By mitigating the risk of rising interest rates, it was determined that the expressway authority could increase the amount of bonds to be issued and lower its projected debt service coverage without negatively impacting its current ratings
 
 
Case Study - Stage Four
Credit replacement
 
Background
In 2008, FirstSouthwest served as the financial advisor to the expressway authority for the refunding of its outstanding $499 million of variable-rate revenue bonds, subseries 2005 A-1 through E bonds. The expressway authority had approximately $2.2 billion of revenue bonds outstanding including $499 million of variable rate bonds insured by AMBAC Indemnity with a stand-by bond purchase agreement from Bank of America, JPMorgan Chase Bank, SunTrust Bank and Wachovia Bank. The expressway authority’s bonds are rated A1/A/A by Moody’s Investors Service, S&P and Fitch, Inc., respectively.
 
The Challenge
When Ambac was placed on Negative Outlook by S&P on December 19, 2007, the expressway authority began to see a widening of trading values that continued for several months as all three of the rating agencies further lowered the ratings of Ambac and the other bond insurers in the market. The trading differential was more than 400 basis points over SIFMA.
 
The FirstSouthwest Solution
FirstSouthwest began discussions with the expressway authority’s current liquidity providers and Ambac about the feasibility of further securing or replacing Ambac with a bank letter of credit.

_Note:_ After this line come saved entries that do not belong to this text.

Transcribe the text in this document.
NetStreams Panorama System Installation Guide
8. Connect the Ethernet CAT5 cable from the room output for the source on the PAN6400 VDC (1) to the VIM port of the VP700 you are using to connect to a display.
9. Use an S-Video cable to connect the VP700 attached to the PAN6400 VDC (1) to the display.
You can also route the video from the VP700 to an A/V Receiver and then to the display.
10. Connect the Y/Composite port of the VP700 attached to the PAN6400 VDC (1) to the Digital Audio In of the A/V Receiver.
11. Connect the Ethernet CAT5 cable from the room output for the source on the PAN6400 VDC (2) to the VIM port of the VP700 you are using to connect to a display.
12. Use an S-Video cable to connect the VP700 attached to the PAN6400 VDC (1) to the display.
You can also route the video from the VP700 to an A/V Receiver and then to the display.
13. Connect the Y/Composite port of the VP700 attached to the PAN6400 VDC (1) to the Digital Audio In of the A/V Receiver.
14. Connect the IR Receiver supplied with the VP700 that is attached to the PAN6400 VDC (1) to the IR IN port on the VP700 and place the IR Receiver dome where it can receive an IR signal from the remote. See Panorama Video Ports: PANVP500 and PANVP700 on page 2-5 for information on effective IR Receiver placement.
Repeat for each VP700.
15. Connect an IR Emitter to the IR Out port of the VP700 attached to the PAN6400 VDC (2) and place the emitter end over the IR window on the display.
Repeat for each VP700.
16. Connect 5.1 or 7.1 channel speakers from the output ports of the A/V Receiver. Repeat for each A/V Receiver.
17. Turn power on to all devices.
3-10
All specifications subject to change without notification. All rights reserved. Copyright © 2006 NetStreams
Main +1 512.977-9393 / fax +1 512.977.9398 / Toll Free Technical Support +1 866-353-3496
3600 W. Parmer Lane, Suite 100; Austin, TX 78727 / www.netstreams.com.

The expressway authority’s goal was to bring the trading differential of the series 2005 bonds in line with its other variable rate bonds while also preserving the previously paid Ambac bond insurance premium and not negatively impacting the expressway authority’s outstanding interest rate swaps.
 
As discussions with Ambac continued, FirstSouthwest and the authority worked to lower the remarketing rates. The existing liquidity providers were asked to provide a temporary LOC on the bonds by amending the
existing stand-by bond purchase agreements for 60 days while FirstSouthwest completed negotiations with Ambac and finalized the refunding. The result of entering into this temporary LOC allowed the authority’s remarketing rate to immediately reduce the trading differential from SIFMA. During this time FirstSouthwest also secured commitments for three-year letters of credit from Bank of America, SunTrust Bank and Wachovia Bank to refinance the entire series 2005 bonds, obtained ratings from all three rating agencies and received a forward commitment from Ambac that the authority would have the option to obtain a future bond insurance and surety bond for no charge over the next three years.
 
The Result
On May 1, 2008, the expressway authority issued its $499 million variable-rate refunding revenue bonds, series 2000B subseries 1–4. Because of the resulting restructuring, the expressway authority’s series 2008B bonds began trading at or below SIFMA.